No primeiro dia, um handyman tipo “pau prá toda obra” veio consertar a televisão e conversou animadamente sobre o lugar. Ele voltou logo em seguida com uma grande cesta de frutas e ofereceu gentilmente que trocássemos o apartamento no rés do chão por um outro, no segundo andar,  com uma vista espetacular da  montanha de pedra rosa banhada pelo  sol crepuscular: “Eu sou artista que trabalha com a pedra e preciso estar com os pés plantados na terra, jamais subiria para o segundo andar!”, respondeu Denise Milan com veemência inesperada  e indignação altaneira que pegou o  simpático senhor de surpresa pois ele queria somente agradar.
Visitar o espaço onde Denise vive é descobrir a tela na qual ela se expressa artisticamente.  Vejo desfilar perante meus olhos uma autobiografia em três dimensões:  a “Sherazade paulistana”  tece  fábulas duma infância mágica na residência de estilo mourisco dos avós libaneses, a fascinação pela pura geometria matemática dos arabescos harmoniosos espalhados pela casa e da caixa de jogo de gamão decorado com a estrela de seis pontas  que se tornou o leitmotif (do alemão, “motivo condutor”) de sua obra: o átomo do quartzo. Ali está a cadeira de balanço de seu pai Rachid, marido de Rosa, sua mãe. O casal tem nomes significantes que lembram a pedra de Roseta (encontrada em Rachid, no Egito e que ajudou Champollion a decifrar os hieróglifos egípcios) e a filha caçula, Denise, será aquela que vai gerar a linguagem  da pedra, literalmente,  porque maktub (‘estava escrito’, em árabe).
Conhecer o imaginário de Denise Milan é como entrar num universo de viagens, descobertas, observações do mundo natural, das ciências, é entrar num Wunderkammer – um gabinete de maravilhas com uma coleção enciclopédica  de pedras. Nesta biblioteca, os livros de pedra são como aqueles mapas que surgem na Europa desde o século 13, com desenhos da orbe celeste, da rosa dos ventos e acompanhados  de antigos instrumentos  de navegação: o astrolábio, a bússola, o telescópio, a sextante, e que ajudaram os antigos   marinheiros a encontrar  os caminhos  marítimos observando a Natureza .
Num canto da sala da artista há maquetes de muitos dos seus trabalhos feitos com Ary Perez, uma parceria que caracteriza seu modo de trabalhar e que levou a  outras parcerias, por exemplo, a ópera feita com seis compositores sob sua maestria, baseada no seu libreto e nas  suas anotações musicais pictográficas  da linguagem da Terra. Outro projeto de Denise em arte-educação nas comunidades carentes da Grande São Paulo, Espetáculo da Terra, também envolve muitos parceiros em sua “prática social” e mostra a tendência atual de se fazer arte em parceria porque “criatividade é interdependência” como enfatiza o artista escandinavo, considerado na Europa o filósofo do espetáculo,  Olafur Eliasson, em cujo estúdio trabalham noventa pessoas. 

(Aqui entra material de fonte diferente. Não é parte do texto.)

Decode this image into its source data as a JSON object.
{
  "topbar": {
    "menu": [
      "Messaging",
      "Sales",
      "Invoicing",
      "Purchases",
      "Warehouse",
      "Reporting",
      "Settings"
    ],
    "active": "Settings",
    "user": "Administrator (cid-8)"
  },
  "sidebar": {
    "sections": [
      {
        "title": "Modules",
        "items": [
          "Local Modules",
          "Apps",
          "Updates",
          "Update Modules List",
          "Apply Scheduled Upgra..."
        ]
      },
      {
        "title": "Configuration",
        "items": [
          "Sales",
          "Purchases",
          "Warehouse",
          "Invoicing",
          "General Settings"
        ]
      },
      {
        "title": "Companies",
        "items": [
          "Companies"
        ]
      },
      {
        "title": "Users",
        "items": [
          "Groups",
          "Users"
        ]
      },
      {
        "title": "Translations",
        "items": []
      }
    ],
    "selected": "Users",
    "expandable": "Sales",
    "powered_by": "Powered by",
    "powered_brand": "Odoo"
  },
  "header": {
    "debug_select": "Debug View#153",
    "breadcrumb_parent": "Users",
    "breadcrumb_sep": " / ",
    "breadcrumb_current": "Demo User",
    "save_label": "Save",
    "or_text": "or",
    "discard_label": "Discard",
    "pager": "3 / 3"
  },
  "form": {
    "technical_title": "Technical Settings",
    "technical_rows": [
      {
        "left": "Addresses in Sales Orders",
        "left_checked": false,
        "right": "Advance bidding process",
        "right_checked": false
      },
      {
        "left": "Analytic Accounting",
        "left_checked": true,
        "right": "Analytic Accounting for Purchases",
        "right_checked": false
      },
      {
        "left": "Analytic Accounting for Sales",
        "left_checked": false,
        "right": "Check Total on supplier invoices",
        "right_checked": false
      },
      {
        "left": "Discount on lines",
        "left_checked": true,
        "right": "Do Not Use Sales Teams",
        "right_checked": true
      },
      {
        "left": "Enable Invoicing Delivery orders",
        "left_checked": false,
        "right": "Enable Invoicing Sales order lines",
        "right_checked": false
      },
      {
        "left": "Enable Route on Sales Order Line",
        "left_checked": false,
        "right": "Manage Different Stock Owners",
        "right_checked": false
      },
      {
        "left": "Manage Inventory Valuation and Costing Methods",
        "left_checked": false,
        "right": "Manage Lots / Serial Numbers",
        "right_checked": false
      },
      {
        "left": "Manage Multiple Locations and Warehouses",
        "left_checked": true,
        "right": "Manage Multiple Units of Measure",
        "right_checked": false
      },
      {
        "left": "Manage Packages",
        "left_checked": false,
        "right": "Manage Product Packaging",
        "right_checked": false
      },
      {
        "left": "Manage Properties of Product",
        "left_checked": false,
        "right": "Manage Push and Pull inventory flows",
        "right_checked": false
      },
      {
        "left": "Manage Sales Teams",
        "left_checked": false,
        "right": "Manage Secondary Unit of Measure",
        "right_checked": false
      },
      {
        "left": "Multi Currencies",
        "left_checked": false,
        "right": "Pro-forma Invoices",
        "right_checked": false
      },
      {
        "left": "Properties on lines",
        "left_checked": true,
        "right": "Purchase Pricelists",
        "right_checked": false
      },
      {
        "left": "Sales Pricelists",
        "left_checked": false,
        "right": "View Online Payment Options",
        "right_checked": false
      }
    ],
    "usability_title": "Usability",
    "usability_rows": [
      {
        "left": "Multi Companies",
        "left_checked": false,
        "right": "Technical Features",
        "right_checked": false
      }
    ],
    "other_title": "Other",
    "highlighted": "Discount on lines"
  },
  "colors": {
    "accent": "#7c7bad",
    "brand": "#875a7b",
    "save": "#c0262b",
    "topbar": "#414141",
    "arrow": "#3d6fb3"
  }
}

No alto da estante de maquetes se encontra uma cabeça de mármore branco cujo cérebro seccionado é uma lâmina da “pinha” da ametista, num estilo reminiscente da estética  steampunk  da era vitoriana fascinada com o jeito “como as coisas funcionam” do início da Revolução Industrial e hoje praticada como estilo de arte e design. O cérebro de pedra desafia e subverte com humor e ironia as distopias futurísticas do cyberpunk e de cyborgs.

Numa outra parede vemos obras em metacrílico da exposição profética Mist of the Earth realizada em Chicago (2013), na qual ela reexamina o mito do Brasil como paraíso terrestre desde a época da sua descoberta. A coleção é dividida em três partes: primeiro, o “paraíso” com figuras de plantas antropomórficas e zoomórficas – a comunhão da natureza e dos moradores da Mata Atlântica na exuberante variedade da flora brasileira; segundo, o “paraíso perdido” cujo sonho do Eldorado leva ao desastre ecológico causado pelo desmatamento; finalmente a terceira, uma mensagem de esperança  nas mandalas formadas pela conjunção do mundo mineral e vegetal, a sugerir um retorno `às origens do universo assim como ao seu futuro, antecipando dessa maneira  nossa evolução nessa jornada cósmica. Tudo isso faz parte de uma “instalação total” onde preside o geodo de ametista, a Agrégora, protagonista de sua Ópera das Pedras. A heroína atravessa precipícios e cavernas tenebrosas, vencendo tentações e obstáculos até encontrar Solser – o coração raro e solar da ametista que vai iluminar  seu caminho e ajudá-la na sua tarefa de salvar a Terra.
Denise é uma artista multidisclipinar e realiza obras em várias mídias e gêneros: escultura, colagem, desenho, fotografia, videoarte, instalações, poesia, dança, coreografia e performance. Organiza debates interdisciplinares sobre arte pública no Brasil, arte-educação e performance urbana do Espetáculo da Terra nos espaços públicos. Dado o caráter interdisciplinar de sua obra, ela serve de veículo para muitas leituras e propicia diversos tipos de colaboração e parcerias.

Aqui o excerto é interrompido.